For the record, we believe a much better option would be for the Legislature to support an approach that would simply exempt cryptocurrency from Hawaii’s money-transmitter law and truly open the door to cryptocurrency exchange companies in Hawaii.
Thank you for the opportunity to submit our comments.
Director of Strategic Campaigns
Grassroot Institute of Hawaii
 “CSBS Model Money Transmission Modernization Act,” Conference of State Banking Supervisors, Jan. 6, 2022. See also, “CSBS Uniform Money Transmission Modernization Act,” Conference of State Banking Supervisors, August 2021, pp. 45-52.
 William Hinman, “Digital Asset Transactions: When Howey Met Gary (Plastic),” U.S. Securities and Exchange Commission, June 14, 2018. See also, “SEC Declares Bitcoin and Ether as Non-Securities,” Cassels, June 26, 2018.

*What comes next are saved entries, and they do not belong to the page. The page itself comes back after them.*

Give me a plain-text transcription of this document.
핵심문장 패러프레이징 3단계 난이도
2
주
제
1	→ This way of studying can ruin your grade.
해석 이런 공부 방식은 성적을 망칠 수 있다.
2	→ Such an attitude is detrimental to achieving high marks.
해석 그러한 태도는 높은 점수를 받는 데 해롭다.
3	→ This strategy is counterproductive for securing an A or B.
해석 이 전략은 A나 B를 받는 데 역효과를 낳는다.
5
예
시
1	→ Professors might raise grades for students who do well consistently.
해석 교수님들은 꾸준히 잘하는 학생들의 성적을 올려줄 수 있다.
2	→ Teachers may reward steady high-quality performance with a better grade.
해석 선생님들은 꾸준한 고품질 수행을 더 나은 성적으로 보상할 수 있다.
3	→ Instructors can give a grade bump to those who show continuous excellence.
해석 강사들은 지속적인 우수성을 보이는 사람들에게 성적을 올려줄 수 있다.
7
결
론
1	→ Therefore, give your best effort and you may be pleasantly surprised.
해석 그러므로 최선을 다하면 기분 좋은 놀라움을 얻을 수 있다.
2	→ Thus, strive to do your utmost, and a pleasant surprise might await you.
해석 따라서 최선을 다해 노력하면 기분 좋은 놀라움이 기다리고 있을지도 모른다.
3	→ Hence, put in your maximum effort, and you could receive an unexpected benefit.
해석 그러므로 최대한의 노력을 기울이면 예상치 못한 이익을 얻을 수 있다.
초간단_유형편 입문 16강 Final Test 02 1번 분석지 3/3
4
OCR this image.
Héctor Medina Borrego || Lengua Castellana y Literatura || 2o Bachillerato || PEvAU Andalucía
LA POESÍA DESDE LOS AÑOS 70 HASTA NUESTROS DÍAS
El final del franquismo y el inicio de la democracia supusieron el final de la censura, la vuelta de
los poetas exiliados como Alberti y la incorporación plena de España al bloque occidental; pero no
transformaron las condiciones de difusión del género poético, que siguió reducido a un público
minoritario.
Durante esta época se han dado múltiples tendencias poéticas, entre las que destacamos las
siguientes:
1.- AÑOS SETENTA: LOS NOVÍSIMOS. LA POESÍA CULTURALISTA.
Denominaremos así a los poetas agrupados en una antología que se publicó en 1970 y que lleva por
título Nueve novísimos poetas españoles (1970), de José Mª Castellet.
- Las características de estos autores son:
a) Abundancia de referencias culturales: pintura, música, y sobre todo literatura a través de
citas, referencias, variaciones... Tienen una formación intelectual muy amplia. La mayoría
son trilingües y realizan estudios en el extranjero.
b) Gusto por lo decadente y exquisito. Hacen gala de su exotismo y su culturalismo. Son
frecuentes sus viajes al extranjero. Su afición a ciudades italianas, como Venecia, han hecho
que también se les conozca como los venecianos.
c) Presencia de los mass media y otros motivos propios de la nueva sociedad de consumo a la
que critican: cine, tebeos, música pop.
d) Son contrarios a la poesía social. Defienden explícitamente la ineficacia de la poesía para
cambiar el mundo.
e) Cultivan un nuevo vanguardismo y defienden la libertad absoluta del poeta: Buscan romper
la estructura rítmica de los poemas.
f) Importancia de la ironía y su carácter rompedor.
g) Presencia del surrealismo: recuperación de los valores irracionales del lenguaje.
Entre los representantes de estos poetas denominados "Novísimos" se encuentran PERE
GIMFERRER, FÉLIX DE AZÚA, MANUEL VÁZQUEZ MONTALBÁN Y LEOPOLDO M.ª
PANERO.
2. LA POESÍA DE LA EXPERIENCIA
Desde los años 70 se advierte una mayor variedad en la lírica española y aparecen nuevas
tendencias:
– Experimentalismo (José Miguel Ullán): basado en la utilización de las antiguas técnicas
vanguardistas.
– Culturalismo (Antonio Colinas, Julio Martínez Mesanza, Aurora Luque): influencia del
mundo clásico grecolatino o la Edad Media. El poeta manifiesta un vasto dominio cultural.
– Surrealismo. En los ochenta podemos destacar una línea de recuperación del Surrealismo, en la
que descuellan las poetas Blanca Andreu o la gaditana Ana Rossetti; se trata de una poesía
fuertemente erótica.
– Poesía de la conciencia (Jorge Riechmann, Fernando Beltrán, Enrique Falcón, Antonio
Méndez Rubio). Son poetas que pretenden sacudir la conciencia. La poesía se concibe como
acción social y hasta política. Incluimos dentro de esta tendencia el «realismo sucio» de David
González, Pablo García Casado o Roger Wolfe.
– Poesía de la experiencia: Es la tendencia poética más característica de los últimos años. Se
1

 Chris Matthews, “SEC’s Gensler won’t say whether ether is a security, amid crypto market slide,” MarketWatch, Jan. 11, 2022.
 Sebastian Sinclair, “Russia Moves to Recognize Crypto as a Form of Currency,” Blockworks, Feb. 9, 2022.
 “Best Non-Custodial Crypto Exchanges to Use in 2022,” Bitcoinist, December 2021.
 Peter Boylan, “Cyberattacks hit at least 3 Hawaii government systems in past week,” Honolulu Star-Advertiser, Dec. 14, 2021. Sam Spangler, “Hawaiian Electric attacked daily by hackers as White House warns of ransomware,” KHON2, June 8, 2021.
 Iris Ikeda, Commissioner of the Division of Financial Institutions, “Testimony on SB949, HD1, SD1,” Hawaii State Legislature, March 31, 2017. See also, “Conference Committee Rep. No. 78,” Hawaii State Legislature, April 27, 2017.
 States that do not require a money-transmitter license for virtual currency transactions include Arizona, Arkansas, California, Colorado, Idaho, Illinois, Kansas, Maryland, Massachusetts, Michigan, Montana, New Hampshire, New Jersey, North Dakota, Oklahoma, Pennsylvania, Tennessee, Texas, Virginia and Wisconsin. See “Cryptocurrency laws by state,” Shipkevich Attorneys at Law, 2020.